C++ class templates can be implicity specialized and instantiated without angle brackets?

This actually compiles and works, but it's unclear to me why.

#include <iostream>

template <class T>
class LikeA
{
    T m_val{};
    public:
    LikeA() = default;
    explicit LikeA(T iv): m_val(std::move(iv)) {}
    LikeA(LikeA<T> const &) = default;
    LikeA(LikeA<T> &&) noexcept = default;
    ~LikeA() noexcept = default;
    operator T const &() const { return m_val; }
    LikeA<T> &operator=(T nv) { m_val = std::move(nv); return *this; }
    LikeA<T> &operator=(LikeA<T> const &n) { m_val = n.m_val; return *this; }
    LikeA<T> &operator=(LikeA<T> &&n) { m_val = std::move(n.m_val); return *this; }
};

template <class T>
T f (LikeA<T> i)
{
    return i;
}

int main()
{
    std::cout << f(LikeA{3.1415927}) << '\n';  // No template argument? Not a syntax error?
    return 0;
}

I was previously calling f like f(3.1415927) before I let a lint checker talk me into making one of LikeAs constructors explicit. After that, of course, it couldn't implicitly convert the constant to a LikeA. If you just add braces (i.e. f({3.1415927}) the compiler still doesn't know what to select.

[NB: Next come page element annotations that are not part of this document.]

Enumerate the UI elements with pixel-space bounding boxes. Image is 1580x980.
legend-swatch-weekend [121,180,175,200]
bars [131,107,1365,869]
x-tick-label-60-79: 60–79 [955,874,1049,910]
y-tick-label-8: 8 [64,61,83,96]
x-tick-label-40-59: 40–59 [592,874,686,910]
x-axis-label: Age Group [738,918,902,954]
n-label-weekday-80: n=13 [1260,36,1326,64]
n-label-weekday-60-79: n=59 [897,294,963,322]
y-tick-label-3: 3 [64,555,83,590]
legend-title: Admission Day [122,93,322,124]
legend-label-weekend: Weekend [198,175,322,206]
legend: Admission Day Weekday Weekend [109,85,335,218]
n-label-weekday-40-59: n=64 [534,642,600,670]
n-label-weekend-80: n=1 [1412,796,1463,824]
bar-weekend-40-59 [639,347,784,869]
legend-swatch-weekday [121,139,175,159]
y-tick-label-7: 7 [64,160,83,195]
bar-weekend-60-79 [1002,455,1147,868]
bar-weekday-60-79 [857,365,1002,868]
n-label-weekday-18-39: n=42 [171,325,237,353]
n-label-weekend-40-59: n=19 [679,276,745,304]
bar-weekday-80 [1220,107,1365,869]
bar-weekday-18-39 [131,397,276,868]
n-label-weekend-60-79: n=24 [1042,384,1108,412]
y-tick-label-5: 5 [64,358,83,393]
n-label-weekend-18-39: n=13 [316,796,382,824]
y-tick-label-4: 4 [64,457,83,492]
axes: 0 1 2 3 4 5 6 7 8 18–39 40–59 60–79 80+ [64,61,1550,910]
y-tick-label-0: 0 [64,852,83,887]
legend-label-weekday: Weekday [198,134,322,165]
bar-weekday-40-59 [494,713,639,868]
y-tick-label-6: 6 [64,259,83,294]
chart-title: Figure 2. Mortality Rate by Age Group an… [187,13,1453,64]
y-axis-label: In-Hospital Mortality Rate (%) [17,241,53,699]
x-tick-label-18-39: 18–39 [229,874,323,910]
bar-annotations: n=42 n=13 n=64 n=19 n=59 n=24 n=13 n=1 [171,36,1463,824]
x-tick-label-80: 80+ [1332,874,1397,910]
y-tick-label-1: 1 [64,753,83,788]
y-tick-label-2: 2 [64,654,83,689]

In my full code the actual template argument is a lot more verbose, so just for grins I put the template name LikeA in front of the brace initializers, fully expecting a syntax error.

To my surprise, it compiled and ran.

Since this was MSVC, at first I though it was just Microsoft lulling me into a sense of false security. But I tested it against several compilers (gcc, clang, zigcc) in Compiler Explorer, and it works on all of them.

How does C++ select the correct template specialization? On the surface, argument-dependent lookup would seem to be the answer, but notice there are no angle brackets, and the template doesn't have a default argument. I definitely remember this being a syntax error at some point in the past.

(Function template specialization without templated argument doesn't answer this because OP actually specifies the arguments).

The cppreference on function template arguments has a quick aside about omitting <> but this is a class template. The syntax here appears to require the angle brackets all the time.

Solution

  • Since C++17, compiler can automatically deduce the argument type of a template by using class template argument deduction (CTAD). You can skip defining the templates arguments explicitly if the constructor is able to deduce all template parameters.

    So you simply write

    int main()
{
    std::vector v{2, 4, 6, 8};      // same as std::vector<int>
    std::list   l{1., 3., 5.};      // same as std::list<double>
    std::pair   p{false, "hello"};  // same as std::pair<bool, const char *>
    
    std::cout << typeid(v).name() << std::endl;
    std::cout << typeid(l).name() << std::endl;
    std::cout << typeid(p).name() << std::endl;
}

    Under MSVC, it produces the following output

    class std::vector<int,class std::allocator<int> >
class std::list<double,class std::allocator<double> >
struct std::pair<bool,char const * __ptr64>

    Kindly refer CTAD for more details.